In the blog Terremotos en la historia del Peru (Earthquakes in Peru's History), they point out [es] the relationship of this earthquake to the cult Lord of Miracles [en], and that even though it has indigenous origins [es] in its similarity with the cult Lord of Pachacamac, during the colony it was assimilated by black slaves and who made it their own. In the blog they point out that the earthquake “didn't only crack the physical foundations of Lima's buildings, but also political ones, since the black population rose in revolts and looting that altered the social order, as this natural punishment was interpreted as the harbinger of the viceroy's fall.”

“En octubre de 1747 se celebraron en la ciudad de Lima una serio de actos religiosos, entre los que destaco la procesión del Señor de los Milagros. Esta imagen recorrió por primera vez las calles de la ciudad durante cinco días. Es evidente que la procesión se ligó directamente por recuperar el orden público (…)” Rosas 2005:109

Esta acción tuvo buenos resultados para el gobierno ya calmo en cierta medida los ánimos entre la población revoltosa, además de convertirse el mes de octubre en una ocasión especial en donde se refuerza y recuerda los movimientos sísmicos en una estrecha vinculación a las relaciones sociales, tal y como lo vivimos en nuestros días.

“In October of 1747 a series of religious acts were celebrated in the city of Lima among which the Lord of Miracles procession was a highlight. For the first time this image traveled through the streets of the city for five days. It is clear that the procession was directly used to regain public order (…)” Rosas 2005:109

This action had good results for the government and somewhat calmed tempers among the unruly population, in addition to making the month of October a special occasion in which earthquakes help to strengthen and to remind us of our social ties, like we live these days.

It's worth adding that to this very day every October 28 the Lord of Miracles procession is seen through the streets of Lima.

Terremoto01

Virrey José Antonio Manso de Velasco. Here is seen the side of the Lima Cathedral in the process of being rebuilt. For his great work he would receive the title of “Count of Superunda”. Image from the Rincón de Historia Peruana (Corner of Peruvian History) blog.

Rebuilding Lima took years, and was for the most part rebuilt thanks to the efforts of Viceroy Manso de Velasco, known then as Count of Superunda.
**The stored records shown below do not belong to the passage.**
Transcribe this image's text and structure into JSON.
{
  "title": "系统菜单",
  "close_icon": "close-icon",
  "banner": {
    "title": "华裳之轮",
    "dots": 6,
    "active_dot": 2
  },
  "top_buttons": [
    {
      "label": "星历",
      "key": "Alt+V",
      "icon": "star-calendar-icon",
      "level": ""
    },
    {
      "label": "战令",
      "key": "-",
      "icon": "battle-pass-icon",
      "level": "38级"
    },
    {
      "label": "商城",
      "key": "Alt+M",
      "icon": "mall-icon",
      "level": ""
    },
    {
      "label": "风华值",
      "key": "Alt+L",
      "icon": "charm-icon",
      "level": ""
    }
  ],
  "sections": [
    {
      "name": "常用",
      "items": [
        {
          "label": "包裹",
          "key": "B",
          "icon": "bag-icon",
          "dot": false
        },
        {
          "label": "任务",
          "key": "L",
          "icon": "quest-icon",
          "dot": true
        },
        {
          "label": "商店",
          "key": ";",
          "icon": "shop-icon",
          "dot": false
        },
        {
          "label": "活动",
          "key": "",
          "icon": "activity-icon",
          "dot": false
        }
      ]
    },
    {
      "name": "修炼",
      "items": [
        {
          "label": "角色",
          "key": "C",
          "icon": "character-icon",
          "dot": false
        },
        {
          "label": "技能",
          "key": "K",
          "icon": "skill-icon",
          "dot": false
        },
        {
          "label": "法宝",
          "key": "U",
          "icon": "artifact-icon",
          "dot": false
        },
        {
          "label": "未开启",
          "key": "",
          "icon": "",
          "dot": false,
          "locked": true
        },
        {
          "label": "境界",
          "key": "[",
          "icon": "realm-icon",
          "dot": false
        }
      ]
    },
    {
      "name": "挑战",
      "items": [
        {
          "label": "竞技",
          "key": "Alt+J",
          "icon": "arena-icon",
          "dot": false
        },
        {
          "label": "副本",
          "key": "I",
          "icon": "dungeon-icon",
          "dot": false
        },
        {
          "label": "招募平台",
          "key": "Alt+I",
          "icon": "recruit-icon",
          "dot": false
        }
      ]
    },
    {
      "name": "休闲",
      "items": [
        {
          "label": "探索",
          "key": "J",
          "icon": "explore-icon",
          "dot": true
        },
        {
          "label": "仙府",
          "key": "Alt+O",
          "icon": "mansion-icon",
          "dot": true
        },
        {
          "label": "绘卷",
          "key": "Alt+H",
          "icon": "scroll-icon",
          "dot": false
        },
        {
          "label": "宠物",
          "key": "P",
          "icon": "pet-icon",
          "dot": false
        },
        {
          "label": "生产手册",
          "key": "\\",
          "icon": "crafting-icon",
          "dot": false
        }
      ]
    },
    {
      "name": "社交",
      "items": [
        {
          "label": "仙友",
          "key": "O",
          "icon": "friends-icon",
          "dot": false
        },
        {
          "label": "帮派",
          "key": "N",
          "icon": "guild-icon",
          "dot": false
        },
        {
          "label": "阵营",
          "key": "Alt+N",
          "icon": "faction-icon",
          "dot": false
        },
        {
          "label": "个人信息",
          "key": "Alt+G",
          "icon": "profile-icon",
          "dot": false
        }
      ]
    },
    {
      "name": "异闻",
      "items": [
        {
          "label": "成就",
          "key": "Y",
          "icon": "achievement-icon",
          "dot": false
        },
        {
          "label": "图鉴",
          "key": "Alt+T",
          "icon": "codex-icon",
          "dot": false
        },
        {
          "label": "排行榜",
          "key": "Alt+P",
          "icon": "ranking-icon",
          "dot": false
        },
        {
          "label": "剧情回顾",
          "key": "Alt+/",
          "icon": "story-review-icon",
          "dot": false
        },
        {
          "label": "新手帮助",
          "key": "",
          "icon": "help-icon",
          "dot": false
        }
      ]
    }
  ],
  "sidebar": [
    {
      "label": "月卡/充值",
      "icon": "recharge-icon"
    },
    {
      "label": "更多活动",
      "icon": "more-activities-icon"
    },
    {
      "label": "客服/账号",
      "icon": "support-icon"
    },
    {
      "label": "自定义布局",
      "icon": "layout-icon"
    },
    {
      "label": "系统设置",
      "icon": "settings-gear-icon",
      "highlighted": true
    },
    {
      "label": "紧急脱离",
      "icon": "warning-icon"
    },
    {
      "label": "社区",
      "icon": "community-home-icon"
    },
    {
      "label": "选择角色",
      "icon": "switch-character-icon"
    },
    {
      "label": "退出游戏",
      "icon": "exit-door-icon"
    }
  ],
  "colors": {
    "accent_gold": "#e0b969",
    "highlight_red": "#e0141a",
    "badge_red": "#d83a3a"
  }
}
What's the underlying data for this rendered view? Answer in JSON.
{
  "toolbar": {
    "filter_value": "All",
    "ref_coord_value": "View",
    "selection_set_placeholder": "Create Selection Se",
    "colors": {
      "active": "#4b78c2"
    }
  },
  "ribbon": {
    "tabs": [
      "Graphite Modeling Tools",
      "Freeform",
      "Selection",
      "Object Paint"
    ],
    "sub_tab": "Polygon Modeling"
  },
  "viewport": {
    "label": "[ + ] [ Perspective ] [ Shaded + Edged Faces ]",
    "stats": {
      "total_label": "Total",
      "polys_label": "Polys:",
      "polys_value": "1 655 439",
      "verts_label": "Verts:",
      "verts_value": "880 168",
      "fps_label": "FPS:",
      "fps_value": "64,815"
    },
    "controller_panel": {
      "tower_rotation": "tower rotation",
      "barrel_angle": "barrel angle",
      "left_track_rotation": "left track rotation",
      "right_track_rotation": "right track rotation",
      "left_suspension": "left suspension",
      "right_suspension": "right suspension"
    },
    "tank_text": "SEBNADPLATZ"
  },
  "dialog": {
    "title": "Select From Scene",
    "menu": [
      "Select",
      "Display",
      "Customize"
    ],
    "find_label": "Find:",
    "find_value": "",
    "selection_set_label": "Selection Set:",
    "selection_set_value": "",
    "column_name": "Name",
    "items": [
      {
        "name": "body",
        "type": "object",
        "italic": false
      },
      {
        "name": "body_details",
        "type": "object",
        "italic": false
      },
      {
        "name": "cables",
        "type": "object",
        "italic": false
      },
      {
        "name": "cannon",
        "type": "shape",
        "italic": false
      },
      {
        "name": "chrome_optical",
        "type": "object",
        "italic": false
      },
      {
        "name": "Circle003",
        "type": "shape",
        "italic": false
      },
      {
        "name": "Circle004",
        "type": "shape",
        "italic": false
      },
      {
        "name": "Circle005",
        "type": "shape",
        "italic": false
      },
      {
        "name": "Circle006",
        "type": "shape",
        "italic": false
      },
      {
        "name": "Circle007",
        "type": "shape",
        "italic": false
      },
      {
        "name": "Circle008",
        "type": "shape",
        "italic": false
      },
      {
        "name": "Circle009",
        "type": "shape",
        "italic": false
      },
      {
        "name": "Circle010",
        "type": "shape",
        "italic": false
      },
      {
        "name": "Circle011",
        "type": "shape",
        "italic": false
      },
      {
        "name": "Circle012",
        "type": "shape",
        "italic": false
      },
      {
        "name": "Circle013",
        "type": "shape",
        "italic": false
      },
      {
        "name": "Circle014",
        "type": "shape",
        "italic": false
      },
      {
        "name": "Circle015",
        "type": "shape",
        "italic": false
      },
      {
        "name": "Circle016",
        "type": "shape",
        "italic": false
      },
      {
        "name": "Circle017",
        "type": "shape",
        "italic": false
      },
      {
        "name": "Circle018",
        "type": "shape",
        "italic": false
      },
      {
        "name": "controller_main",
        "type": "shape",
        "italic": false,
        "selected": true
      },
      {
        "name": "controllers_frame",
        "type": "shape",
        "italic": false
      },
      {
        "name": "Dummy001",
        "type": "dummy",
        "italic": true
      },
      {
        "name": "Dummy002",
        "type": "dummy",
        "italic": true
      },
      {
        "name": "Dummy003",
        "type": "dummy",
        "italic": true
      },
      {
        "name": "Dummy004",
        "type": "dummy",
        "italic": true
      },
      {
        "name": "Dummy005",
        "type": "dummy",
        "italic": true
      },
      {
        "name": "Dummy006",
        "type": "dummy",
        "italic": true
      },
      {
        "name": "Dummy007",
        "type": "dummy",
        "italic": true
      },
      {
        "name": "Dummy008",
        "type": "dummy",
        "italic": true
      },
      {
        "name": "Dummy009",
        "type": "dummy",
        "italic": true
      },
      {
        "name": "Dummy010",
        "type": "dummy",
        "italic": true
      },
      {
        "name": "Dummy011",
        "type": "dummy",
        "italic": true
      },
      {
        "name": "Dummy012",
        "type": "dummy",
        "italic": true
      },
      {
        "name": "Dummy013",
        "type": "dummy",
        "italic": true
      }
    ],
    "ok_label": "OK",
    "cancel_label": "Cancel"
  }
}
Juan Jose Pacheco Ibarra comments:

El virrey Manso de Velasco actuó de manera casi inmediata comisionando a los empleados de limpieza y la cofradía de la caridad para dar sepultura a las víctimas [...además] organizó la reconstrucción de los canales de agua, de los hornos de pan, la limpieza de escombros de las calles y de los caminos y la reconstrucción del palacio de los virreyes y la catedral.

Viceroy Manso de Velasco acted almost immediately commissioning cleaning employees and the charity brotherhood to bury victims [...in addition] he organized the rebuilding of water canals, of bread ovens, cleaning debris from streets and roads and the rebuilding of the viceroy palace and the cathedral.

Additional information may be found on José Antonio Benito's blog, who shares [es] an interview with the North American historian Charles Walker, related to his book “Shaky Colonialism: The 1746 Earthquake-Tsunami in Lima, Peru, and Its Long Aftermath.” The book's presentation is available in this video [es] on YouTube.

Post originally published in the blog Globalizado [es] by Juan Arellano.
  • Larcay

    you should also add that days before the
    earthquake flashes of “fire” could be seen over the sea in the air.

    Now it is known that during an
    earthquake the sky can be illuminated by the energy that is freed

    this 1746 earthquake was so big that the
    lights in the sky could be seen DAYS before!